Vision-based human pose estimation is ubiquitous but suffers from occlusion and privacy concerns. Foot pressure data, captured by a wearable insole, offers a privacy-preserving, location-independent alternative. This GIST-MIT collaboration project explored how much information about full-body 3D pose can be recovered from foot contact alone.

Issues

Prior insole/carpet sensors are large, fixed, and expensive.
600+ sensors per foot generates high-dimensional temporal streams requiring efficient architectures.
Ground truth 3D keypoints require synchronized multi-camera capture.
Generalizing to unseen participants and actions is challenging with small datasets.

Method

Smart Insole (NeurIPS Workshop 2024): Dual CNN encoders process left/right foot pressure frames → 3D heatmap decoder predicts 19 keypoints. A linear probe on frozen encoders classifies actions (96.88% accuracy).

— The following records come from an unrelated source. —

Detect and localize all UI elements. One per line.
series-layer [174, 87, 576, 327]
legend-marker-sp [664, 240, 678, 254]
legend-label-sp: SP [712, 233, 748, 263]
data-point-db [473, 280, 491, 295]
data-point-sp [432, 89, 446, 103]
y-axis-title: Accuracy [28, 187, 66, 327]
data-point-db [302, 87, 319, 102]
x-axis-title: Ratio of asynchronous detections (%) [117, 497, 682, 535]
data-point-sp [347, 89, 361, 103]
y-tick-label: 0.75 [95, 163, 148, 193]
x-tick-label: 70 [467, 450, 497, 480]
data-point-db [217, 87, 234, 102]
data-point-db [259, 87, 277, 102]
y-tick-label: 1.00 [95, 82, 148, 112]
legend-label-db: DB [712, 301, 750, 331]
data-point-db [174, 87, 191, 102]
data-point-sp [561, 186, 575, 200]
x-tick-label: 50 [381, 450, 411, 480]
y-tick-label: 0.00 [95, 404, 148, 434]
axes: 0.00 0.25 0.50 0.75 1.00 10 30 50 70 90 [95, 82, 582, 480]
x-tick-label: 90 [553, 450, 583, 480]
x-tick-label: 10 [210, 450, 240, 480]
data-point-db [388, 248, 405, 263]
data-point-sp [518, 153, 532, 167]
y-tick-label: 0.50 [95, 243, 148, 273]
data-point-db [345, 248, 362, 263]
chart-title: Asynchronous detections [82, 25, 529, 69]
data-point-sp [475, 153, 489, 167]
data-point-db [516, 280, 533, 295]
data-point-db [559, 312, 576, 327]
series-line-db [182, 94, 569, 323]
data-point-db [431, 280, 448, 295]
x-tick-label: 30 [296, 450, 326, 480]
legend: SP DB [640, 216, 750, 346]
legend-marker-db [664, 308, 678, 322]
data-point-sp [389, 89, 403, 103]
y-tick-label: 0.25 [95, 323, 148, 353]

SCOTTI (arXiv 2025) — Extension: CNN + Transformer (SCOTTI) jointly optimizes three tasks: pose estimation, action classification, and novel action progress prediction (first in tactile sensing). Multi-task learning improves all three tasks simultaneously over single-task baselines.

Results & Contribution

7.43 cm average pose estimation error on 7 actions (NeurIPS 2024).
96.88% action classification accuracy as a linear probe.
SCOTTI: first tactile action progress prediction; 96.63 mm MPJPE, 90.06% accuracy.
Dataset: 15 participants, 200,000+ synchronized frames, 8 actions (to be open-sourced).
Hardware: ~$50 wireless insole with 500+ sensors per foot.